Hay un fenómeno que no puede seguir creciendo en este país: el de que nadie acepta las instituciones y todos buscan sacarles el cuerpo, pero, igual, ellas continúan existiendo y su sostenimiento nos sigue costando un dineral, solo que somos los más pingos los que tenemos que resignarnos a seguir sometidos a ellas, pues los que tienen cómo hacerlo las eluden.
Ahí está el caso del Consejo Superior de la Judicatura Sala Jurisdiccional – Disciplinaria.
Para su cierre, hemos oído todos los argumentos habidos y por haber, pero nadie habla de los abogados a quienes esa corporación investigó, juzgó y sancionó (entre los cuales, aclaro, no estamos nosotros. O, al menos, no hasta ahora). A esos abogados ¿se les hizo en ese cuestionado Consejo Superior un juicio recto y justo? Es posible que sí. Es posible que no. Al menos parece que no se le hizo al abogado al que sancionaron disciplinariamente y cuya sanción fue dejada sin efecto, vía tutela, por la Corte Constitucional, caso que en este portal estaremos dando a conocer próximamente.
Yo no creo que haya que cerrar nada. Y no lo creo, porque tengo la más absoluta certeza de que el problema no es la Corte Suprema de Justicia como institución. El problema de la Corte Suprema, igual que el problema de los tribunales, que el problema de los juzgados, que el problema, en fin, de la justicia colombiana, lo hemos repetido muchas veces, es humano. El problema es si la gente que está llegando a las instituciones judiciales es la más indicada, si toda ella cumple su tarea con celeridad, dedicación, probidad, seriedad, profundidad y, sobre todo, verdadero sentido de justicia; si es gente que, de verdad, ahonda en el estudio de las denuncias, de las demandas, de los expedientes, de las pruebas, de los alegatos, de los recursos y, claro, de los libros donde está consignada la doctrina jurídica.
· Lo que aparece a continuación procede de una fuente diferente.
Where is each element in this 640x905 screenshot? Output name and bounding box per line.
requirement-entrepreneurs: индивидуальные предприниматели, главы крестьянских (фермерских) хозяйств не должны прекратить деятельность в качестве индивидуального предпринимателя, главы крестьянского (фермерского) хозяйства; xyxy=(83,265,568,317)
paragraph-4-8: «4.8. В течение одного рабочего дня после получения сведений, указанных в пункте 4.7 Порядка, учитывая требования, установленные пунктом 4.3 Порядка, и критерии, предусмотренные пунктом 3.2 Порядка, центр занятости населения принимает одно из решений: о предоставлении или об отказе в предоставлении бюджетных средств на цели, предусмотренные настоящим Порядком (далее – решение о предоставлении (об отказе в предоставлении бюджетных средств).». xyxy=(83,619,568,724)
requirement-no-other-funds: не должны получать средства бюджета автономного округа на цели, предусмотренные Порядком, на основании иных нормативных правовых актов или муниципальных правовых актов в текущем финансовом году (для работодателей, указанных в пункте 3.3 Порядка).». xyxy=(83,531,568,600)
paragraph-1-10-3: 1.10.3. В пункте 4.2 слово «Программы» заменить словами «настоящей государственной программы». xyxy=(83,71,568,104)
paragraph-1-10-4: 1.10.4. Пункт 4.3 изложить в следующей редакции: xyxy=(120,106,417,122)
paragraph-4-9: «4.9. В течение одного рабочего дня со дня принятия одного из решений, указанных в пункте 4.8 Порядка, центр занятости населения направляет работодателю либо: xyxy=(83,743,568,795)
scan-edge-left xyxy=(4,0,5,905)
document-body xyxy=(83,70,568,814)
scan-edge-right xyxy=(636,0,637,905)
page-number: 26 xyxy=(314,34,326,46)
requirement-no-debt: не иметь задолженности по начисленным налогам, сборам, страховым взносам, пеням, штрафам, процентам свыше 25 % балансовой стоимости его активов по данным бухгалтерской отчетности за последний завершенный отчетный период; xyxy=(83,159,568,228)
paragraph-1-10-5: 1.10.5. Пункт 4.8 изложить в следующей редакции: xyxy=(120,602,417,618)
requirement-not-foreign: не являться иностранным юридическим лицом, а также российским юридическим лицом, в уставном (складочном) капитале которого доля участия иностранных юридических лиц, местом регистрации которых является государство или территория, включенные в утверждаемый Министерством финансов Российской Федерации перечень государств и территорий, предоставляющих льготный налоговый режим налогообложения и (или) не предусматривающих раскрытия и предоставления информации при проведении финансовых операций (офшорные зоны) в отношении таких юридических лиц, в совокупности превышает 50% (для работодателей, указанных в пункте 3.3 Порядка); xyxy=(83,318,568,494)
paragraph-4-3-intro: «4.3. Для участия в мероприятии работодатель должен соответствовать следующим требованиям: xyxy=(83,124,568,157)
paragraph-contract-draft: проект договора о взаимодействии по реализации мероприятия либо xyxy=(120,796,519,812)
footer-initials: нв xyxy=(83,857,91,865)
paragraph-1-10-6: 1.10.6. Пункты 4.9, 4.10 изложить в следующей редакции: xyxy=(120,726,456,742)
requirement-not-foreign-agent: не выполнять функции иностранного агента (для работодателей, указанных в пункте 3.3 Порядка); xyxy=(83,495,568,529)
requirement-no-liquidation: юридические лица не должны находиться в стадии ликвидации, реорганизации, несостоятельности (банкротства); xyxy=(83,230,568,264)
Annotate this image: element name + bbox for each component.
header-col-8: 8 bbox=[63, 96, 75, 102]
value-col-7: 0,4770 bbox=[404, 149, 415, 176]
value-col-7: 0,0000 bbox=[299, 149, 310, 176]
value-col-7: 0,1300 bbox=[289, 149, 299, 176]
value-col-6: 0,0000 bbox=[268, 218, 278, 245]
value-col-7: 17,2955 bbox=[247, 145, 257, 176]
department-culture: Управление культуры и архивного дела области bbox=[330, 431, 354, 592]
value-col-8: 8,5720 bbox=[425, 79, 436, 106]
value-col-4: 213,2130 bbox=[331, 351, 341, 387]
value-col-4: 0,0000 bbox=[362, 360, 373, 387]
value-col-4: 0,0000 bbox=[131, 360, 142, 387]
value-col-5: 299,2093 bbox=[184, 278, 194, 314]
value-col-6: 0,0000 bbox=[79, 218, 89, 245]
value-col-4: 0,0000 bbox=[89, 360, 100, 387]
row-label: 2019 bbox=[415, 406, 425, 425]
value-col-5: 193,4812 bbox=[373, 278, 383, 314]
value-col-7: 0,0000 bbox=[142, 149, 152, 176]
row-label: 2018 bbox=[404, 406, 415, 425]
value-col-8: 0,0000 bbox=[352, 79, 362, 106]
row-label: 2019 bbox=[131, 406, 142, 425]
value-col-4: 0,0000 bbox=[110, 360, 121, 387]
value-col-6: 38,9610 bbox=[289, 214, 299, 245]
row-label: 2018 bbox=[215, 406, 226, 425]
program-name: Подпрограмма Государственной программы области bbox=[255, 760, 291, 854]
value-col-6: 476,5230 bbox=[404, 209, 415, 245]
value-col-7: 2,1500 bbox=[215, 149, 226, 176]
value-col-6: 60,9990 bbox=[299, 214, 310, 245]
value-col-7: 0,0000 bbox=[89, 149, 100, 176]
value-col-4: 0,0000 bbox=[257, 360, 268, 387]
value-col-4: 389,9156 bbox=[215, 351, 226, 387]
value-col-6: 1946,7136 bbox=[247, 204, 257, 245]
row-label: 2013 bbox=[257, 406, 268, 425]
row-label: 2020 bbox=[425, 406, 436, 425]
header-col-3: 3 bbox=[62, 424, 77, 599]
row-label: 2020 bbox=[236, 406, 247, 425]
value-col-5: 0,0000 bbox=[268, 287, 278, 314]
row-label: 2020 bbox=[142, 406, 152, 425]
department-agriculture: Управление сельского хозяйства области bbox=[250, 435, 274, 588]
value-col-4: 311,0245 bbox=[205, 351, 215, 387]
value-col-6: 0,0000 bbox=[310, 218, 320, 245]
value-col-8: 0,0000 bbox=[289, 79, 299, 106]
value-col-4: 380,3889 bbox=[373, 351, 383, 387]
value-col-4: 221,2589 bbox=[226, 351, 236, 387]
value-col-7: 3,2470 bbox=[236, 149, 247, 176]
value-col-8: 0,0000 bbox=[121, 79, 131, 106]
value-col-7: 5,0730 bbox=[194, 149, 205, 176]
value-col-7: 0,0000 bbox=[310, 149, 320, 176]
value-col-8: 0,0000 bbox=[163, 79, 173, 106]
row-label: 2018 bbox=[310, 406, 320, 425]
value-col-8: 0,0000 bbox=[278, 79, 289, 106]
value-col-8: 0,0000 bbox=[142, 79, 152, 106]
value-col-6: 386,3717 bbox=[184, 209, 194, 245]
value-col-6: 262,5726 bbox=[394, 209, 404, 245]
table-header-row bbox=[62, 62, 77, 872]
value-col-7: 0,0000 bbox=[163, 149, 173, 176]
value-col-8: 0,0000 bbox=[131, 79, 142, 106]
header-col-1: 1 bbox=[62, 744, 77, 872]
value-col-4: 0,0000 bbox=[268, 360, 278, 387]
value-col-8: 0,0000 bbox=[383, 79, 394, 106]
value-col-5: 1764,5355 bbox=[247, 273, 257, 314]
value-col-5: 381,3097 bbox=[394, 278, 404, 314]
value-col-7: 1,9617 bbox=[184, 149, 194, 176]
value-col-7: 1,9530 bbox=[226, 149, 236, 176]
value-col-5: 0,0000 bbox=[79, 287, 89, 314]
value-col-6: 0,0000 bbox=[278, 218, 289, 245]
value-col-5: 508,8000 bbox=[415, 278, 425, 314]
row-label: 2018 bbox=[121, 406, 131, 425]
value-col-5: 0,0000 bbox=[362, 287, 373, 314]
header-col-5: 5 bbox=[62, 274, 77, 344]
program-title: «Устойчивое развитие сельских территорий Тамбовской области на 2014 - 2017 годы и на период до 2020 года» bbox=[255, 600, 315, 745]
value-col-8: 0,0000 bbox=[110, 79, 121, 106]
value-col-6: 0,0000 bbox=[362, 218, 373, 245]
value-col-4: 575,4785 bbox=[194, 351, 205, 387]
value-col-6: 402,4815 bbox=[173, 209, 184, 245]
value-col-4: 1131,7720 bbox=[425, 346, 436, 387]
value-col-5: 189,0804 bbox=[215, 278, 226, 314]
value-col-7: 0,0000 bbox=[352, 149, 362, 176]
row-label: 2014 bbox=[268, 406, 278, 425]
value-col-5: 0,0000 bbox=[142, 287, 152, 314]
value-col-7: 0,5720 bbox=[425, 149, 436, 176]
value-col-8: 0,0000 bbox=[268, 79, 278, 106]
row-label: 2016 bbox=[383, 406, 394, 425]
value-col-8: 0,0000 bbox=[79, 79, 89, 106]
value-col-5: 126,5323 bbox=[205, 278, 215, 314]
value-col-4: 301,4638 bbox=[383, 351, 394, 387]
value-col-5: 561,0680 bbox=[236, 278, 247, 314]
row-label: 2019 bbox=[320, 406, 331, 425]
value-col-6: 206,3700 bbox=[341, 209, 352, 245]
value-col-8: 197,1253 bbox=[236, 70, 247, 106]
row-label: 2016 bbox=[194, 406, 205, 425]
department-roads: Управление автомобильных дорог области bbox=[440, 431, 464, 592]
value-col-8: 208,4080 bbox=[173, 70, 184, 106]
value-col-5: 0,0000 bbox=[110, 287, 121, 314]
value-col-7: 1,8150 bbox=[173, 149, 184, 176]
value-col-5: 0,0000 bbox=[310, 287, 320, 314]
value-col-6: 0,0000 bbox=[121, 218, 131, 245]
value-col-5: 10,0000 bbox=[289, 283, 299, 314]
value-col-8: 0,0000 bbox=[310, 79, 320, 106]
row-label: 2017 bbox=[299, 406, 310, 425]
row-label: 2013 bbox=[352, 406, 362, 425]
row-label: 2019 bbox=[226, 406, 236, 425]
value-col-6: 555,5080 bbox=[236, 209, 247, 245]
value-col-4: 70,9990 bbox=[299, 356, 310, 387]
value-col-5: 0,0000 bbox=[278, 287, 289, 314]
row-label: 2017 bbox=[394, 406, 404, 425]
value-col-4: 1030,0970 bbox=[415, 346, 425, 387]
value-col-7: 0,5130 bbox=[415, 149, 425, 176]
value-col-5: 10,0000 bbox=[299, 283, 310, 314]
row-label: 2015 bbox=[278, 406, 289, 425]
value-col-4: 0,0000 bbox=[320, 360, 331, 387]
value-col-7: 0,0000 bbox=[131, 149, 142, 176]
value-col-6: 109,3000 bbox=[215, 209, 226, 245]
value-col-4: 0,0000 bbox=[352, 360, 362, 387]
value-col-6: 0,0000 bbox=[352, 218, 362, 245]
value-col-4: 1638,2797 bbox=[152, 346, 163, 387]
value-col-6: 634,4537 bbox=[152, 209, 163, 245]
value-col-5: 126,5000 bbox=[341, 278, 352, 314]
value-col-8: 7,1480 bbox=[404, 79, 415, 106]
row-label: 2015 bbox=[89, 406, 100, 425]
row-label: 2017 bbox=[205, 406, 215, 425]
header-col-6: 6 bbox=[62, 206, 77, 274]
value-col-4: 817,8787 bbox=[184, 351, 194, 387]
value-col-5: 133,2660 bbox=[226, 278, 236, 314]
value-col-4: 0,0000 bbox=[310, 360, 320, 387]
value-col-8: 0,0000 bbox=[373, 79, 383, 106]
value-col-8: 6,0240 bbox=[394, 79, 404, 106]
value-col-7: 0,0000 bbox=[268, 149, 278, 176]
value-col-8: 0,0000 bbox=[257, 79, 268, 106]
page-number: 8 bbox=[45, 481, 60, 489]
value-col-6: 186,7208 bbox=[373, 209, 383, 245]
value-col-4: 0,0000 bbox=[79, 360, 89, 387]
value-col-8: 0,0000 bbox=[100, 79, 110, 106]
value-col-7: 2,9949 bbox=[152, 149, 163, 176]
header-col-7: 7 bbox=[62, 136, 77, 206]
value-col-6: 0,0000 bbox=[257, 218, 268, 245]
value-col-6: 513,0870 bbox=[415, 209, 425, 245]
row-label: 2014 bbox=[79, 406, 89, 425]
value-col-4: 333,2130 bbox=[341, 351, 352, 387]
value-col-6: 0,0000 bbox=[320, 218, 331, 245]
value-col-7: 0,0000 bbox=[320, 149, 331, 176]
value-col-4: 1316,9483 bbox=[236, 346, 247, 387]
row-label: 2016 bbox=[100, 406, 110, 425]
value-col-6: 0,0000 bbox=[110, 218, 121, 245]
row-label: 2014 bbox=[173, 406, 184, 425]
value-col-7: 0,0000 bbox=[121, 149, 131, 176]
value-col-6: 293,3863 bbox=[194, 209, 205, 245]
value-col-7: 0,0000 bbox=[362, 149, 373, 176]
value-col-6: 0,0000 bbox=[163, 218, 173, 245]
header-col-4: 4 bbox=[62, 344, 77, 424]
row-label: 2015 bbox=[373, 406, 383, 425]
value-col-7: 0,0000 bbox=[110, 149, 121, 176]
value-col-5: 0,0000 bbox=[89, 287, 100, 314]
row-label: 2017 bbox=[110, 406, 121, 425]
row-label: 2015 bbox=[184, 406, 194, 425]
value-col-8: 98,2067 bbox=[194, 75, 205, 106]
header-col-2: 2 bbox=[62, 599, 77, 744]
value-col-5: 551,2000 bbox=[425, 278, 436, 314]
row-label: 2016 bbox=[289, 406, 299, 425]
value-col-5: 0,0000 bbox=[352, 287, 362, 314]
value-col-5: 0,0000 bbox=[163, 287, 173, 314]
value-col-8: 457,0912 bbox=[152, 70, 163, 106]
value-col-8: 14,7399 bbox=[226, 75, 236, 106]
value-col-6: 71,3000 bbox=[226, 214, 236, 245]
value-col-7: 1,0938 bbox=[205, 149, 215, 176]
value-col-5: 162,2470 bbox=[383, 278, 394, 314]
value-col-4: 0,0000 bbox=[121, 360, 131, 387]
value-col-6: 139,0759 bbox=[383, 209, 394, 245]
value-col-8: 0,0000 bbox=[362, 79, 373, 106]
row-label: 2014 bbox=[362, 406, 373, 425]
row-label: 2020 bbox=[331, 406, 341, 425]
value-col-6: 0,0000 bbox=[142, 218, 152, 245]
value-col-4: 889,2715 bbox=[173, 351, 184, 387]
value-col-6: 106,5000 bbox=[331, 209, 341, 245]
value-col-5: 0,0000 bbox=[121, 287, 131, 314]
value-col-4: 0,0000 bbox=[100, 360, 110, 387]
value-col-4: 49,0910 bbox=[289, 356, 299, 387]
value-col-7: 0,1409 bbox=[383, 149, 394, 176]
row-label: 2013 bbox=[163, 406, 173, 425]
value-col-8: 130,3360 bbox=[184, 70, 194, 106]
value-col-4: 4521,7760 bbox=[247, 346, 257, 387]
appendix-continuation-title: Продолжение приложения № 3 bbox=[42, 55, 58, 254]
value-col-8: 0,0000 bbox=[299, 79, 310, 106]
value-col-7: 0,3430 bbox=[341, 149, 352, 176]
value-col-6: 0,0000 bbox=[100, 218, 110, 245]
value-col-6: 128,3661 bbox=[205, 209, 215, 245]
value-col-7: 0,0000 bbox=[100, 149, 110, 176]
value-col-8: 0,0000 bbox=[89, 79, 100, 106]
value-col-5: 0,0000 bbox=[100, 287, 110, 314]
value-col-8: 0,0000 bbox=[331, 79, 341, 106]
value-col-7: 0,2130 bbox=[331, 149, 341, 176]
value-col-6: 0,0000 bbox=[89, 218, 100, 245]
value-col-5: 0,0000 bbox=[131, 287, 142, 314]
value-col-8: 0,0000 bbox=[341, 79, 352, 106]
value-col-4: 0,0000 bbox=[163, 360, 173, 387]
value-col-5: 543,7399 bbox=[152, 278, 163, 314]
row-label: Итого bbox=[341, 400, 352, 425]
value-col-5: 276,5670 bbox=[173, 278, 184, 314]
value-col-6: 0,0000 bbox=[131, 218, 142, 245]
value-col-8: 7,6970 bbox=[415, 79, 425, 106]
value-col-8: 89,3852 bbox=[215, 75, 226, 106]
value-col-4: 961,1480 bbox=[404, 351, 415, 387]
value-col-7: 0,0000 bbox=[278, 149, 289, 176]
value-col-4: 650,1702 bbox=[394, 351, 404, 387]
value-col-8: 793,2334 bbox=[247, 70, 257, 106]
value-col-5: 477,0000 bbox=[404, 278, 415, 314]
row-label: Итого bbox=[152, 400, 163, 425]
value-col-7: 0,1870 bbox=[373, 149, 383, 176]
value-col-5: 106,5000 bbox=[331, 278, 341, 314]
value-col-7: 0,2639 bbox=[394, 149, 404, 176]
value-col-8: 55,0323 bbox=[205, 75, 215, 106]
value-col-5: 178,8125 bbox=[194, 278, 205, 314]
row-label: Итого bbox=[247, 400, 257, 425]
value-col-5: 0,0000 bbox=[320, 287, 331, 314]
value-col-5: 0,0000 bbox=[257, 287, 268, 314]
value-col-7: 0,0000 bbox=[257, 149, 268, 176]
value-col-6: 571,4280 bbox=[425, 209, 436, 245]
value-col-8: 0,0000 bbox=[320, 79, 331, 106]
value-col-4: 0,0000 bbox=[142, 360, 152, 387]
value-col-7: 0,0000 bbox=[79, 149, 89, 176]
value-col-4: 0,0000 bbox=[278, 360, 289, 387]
Si es gente, digámoslo también, que respeta el Estado de Derecho, sus instituciones, la Constitución y las leyes, y, por supuesto, la doctrina constitucional. O si, por el contrario, es gente que antepone su ego, o sus intereses, o su prepotencia. Dicho de otro modo, si es gente que desempeña su labor con ética.
Sí: con ÉTICA, señoras y señores.
Porque es la ÉTICA, en últimas, el gran problema del Estado todo.
Incluidos también, por supuesto, el Ejecutivo y el Congreso.
¡Ah!, se nos olvidaba:
Acabamos de enterarnos de que, en el curso de la discusión sobre la reforma a la justicia, el Congreso aprobó que los magistrados de las Altas Cortes ya no permanecerán en sus cargos ocho años, sino doce.
En fin, saquen ustedes sus propias conclusiones.